U.S. sanctions cut off Iran’s Syrian allies
Iran has said it wants to keep the nuclear deal alive but cannot do so indefinitely unless it receives some of the promised economic benefits. In the past week, it announced it had accumulated more low-enriched uranium than allowed under the deal, and says it will refine uranium to a greater purity than the deal allows from July 7.
By restricting Iran’s ability to move oil around the globe, the U.S. sanctions have choked off Tehran’s Syrian allies.
Government-controlled areas of Syria suffered acute fuel shortages earlier this year resulting from what Syrian President Bashar al-Assad described as an economic siege. In May, Syria received its first foreign oil supplies for six months with the arrival of two shipments including one from Iran, a source familiar with the shipment said at the time.

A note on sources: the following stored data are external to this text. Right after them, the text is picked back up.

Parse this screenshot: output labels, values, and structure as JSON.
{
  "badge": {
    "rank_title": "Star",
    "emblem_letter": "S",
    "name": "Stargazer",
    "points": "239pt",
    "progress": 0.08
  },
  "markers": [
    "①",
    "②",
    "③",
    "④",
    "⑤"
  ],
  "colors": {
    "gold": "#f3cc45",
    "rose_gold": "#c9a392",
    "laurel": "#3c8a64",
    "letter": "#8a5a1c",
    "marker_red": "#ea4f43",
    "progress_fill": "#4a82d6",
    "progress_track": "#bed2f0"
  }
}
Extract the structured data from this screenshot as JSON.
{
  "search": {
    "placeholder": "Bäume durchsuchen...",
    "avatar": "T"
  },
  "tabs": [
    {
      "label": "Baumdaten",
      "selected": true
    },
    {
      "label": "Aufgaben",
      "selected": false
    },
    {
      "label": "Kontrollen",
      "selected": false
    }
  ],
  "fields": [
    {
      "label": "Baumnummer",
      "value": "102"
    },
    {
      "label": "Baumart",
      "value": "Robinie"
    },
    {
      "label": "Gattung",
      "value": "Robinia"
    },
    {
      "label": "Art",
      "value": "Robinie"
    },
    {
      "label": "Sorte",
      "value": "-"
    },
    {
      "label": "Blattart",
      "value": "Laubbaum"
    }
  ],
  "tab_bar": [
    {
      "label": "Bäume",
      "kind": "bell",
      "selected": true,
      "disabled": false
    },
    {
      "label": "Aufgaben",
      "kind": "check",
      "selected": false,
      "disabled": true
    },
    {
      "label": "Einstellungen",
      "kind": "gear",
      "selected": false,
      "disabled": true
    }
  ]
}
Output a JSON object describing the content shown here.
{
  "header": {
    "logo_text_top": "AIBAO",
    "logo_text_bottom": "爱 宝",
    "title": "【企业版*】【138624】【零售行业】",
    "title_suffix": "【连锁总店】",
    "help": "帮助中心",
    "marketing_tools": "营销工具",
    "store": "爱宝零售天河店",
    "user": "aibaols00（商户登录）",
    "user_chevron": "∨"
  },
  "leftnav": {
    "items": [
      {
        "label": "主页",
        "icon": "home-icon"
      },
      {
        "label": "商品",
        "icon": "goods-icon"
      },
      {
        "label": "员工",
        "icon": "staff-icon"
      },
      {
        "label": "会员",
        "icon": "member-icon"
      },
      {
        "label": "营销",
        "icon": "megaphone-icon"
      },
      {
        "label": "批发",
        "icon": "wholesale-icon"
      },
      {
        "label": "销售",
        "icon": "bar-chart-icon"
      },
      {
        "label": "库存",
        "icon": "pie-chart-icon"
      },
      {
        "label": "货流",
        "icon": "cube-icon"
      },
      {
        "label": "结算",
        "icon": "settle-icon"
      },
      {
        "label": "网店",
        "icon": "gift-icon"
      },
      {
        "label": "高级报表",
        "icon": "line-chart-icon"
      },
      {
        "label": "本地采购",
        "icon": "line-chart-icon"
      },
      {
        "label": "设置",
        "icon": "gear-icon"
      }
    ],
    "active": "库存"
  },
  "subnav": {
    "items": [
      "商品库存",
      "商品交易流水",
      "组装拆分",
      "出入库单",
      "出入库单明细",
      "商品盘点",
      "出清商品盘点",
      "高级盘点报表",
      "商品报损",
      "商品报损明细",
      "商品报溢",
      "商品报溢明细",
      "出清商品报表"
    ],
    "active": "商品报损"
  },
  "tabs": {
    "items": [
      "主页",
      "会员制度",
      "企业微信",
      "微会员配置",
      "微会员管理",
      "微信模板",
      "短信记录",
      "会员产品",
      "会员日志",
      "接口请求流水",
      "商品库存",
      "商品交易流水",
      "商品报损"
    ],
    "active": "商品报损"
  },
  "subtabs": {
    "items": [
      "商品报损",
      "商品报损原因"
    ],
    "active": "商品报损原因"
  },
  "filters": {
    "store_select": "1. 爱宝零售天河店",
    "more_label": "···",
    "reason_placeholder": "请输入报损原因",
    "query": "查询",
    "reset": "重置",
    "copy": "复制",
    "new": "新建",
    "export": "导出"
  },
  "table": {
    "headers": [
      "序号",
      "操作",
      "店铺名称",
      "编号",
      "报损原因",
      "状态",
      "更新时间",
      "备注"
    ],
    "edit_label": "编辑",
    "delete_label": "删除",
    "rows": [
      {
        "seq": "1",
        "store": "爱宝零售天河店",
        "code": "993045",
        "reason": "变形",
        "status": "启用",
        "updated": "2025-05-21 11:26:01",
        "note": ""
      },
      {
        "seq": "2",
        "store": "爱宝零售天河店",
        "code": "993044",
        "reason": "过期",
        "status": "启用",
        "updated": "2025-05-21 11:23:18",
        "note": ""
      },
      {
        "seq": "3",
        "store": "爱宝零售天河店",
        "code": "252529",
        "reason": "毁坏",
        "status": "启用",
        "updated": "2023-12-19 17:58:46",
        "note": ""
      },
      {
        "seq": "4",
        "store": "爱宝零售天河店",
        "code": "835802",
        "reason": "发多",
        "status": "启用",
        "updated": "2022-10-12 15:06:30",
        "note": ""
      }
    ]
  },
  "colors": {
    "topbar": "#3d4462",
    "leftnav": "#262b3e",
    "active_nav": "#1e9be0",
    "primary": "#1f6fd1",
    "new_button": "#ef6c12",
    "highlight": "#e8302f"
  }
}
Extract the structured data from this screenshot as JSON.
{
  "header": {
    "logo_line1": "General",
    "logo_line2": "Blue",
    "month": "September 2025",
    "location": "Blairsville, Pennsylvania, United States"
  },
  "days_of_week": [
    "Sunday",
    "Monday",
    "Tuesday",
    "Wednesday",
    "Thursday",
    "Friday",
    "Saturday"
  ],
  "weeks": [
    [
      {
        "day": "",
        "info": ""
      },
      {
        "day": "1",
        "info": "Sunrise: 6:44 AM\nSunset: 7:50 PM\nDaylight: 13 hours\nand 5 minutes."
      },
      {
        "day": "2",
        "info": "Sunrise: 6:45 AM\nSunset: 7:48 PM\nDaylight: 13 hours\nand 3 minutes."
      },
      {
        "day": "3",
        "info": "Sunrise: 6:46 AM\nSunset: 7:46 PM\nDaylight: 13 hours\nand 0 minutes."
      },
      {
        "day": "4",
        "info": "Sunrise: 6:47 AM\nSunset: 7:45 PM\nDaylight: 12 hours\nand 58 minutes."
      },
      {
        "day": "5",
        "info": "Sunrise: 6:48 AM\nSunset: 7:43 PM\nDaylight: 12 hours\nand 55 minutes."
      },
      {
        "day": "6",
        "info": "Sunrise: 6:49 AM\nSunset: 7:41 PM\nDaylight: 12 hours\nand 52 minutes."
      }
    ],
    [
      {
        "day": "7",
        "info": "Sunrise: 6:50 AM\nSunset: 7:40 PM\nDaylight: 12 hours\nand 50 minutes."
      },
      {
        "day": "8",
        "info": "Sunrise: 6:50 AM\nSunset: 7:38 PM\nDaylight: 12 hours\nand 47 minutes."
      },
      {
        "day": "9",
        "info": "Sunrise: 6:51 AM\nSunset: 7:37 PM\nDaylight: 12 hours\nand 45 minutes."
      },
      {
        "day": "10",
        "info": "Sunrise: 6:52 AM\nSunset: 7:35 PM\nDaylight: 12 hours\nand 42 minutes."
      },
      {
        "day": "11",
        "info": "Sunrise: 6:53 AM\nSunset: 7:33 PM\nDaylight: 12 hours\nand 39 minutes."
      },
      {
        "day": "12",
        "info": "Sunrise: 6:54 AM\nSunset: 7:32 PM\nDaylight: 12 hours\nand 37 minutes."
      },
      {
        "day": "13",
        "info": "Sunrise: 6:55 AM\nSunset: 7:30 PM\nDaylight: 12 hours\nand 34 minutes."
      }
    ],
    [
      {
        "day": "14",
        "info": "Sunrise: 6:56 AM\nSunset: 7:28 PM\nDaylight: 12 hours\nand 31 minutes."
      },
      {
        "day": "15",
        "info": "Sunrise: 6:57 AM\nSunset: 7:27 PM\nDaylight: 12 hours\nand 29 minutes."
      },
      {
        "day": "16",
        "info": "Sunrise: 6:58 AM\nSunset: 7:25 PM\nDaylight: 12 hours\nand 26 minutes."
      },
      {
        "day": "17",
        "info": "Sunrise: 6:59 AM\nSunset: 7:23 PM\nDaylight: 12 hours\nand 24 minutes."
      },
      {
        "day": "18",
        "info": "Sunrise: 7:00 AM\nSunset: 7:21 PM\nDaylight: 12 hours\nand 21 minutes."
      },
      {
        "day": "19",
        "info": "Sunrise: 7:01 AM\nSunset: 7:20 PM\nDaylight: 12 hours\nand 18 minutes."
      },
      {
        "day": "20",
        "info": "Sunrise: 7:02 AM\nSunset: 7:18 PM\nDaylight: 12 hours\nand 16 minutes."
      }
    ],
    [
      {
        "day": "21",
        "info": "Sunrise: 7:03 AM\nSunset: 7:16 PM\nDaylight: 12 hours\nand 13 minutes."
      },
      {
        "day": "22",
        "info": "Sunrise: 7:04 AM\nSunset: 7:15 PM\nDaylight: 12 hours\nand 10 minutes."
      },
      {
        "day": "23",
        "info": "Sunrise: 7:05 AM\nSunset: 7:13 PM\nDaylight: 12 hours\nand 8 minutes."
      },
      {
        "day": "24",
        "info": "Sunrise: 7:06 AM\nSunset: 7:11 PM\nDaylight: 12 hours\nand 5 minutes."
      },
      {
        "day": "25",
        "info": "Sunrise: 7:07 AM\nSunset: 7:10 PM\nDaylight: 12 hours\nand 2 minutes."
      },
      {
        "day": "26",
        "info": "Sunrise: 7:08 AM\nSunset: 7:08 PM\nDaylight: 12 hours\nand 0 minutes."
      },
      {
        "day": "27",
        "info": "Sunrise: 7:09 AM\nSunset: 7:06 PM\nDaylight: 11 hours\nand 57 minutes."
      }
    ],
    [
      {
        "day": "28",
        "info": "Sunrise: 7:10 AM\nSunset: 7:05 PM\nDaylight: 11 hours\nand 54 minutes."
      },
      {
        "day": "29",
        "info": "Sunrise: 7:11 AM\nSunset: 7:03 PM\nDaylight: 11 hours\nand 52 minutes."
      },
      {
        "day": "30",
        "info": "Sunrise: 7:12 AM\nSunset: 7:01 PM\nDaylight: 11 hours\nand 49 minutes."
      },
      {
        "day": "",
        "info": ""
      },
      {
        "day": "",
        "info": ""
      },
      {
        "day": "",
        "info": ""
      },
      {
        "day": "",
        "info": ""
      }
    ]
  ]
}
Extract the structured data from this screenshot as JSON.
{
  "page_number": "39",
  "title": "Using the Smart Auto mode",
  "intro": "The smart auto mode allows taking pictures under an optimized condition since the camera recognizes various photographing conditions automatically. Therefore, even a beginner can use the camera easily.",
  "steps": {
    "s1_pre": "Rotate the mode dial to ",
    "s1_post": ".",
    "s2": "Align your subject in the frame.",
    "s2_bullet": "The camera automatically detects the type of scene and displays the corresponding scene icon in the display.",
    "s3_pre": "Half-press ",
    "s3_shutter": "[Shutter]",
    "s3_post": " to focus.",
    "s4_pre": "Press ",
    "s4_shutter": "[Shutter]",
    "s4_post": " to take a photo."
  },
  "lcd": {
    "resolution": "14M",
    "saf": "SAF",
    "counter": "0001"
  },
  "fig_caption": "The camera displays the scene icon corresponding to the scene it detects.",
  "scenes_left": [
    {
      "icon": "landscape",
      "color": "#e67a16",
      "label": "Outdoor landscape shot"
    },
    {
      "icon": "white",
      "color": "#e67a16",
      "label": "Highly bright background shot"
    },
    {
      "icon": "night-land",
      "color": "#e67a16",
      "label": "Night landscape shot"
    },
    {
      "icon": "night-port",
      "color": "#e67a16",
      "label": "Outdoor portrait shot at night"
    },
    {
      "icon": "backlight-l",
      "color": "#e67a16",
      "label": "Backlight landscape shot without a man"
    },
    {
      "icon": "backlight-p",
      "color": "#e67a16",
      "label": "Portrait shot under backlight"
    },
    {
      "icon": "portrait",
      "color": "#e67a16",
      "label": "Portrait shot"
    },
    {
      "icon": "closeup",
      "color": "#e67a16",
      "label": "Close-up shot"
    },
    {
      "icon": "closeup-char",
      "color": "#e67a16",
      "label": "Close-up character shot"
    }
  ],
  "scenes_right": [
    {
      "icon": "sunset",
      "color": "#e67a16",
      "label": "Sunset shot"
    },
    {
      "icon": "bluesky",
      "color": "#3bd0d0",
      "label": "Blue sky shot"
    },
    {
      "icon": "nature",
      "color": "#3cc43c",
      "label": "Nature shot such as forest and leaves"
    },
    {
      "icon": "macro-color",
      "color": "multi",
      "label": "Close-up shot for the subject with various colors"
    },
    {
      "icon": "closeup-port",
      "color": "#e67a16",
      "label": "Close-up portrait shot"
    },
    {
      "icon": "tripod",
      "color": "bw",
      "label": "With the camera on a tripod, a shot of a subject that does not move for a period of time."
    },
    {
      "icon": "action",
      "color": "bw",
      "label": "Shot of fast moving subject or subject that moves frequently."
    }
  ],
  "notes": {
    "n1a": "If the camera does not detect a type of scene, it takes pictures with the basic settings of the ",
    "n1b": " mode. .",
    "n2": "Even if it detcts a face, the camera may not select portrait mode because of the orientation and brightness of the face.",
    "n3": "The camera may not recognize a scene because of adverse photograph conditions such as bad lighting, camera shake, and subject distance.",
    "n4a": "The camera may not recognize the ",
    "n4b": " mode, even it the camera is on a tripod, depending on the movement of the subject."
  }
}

“We welcome this firm action to enforce EU sanctions against the Syrian regime and commend those Gibraltarian authorities involved in successfully carrying out this morning’s operation,” a spokesperson for British Prime Minister Theresa May said.
“This sends a clear message that violation of the sanctions is unacceptable.”
Iranian crude exports were around 300,000 barrels per day or less in late June, industry sources said, a fraction of the more than 2.5 million bpd Iran shipped in April 2018, the month before Trump withdrew from the nuclear deal.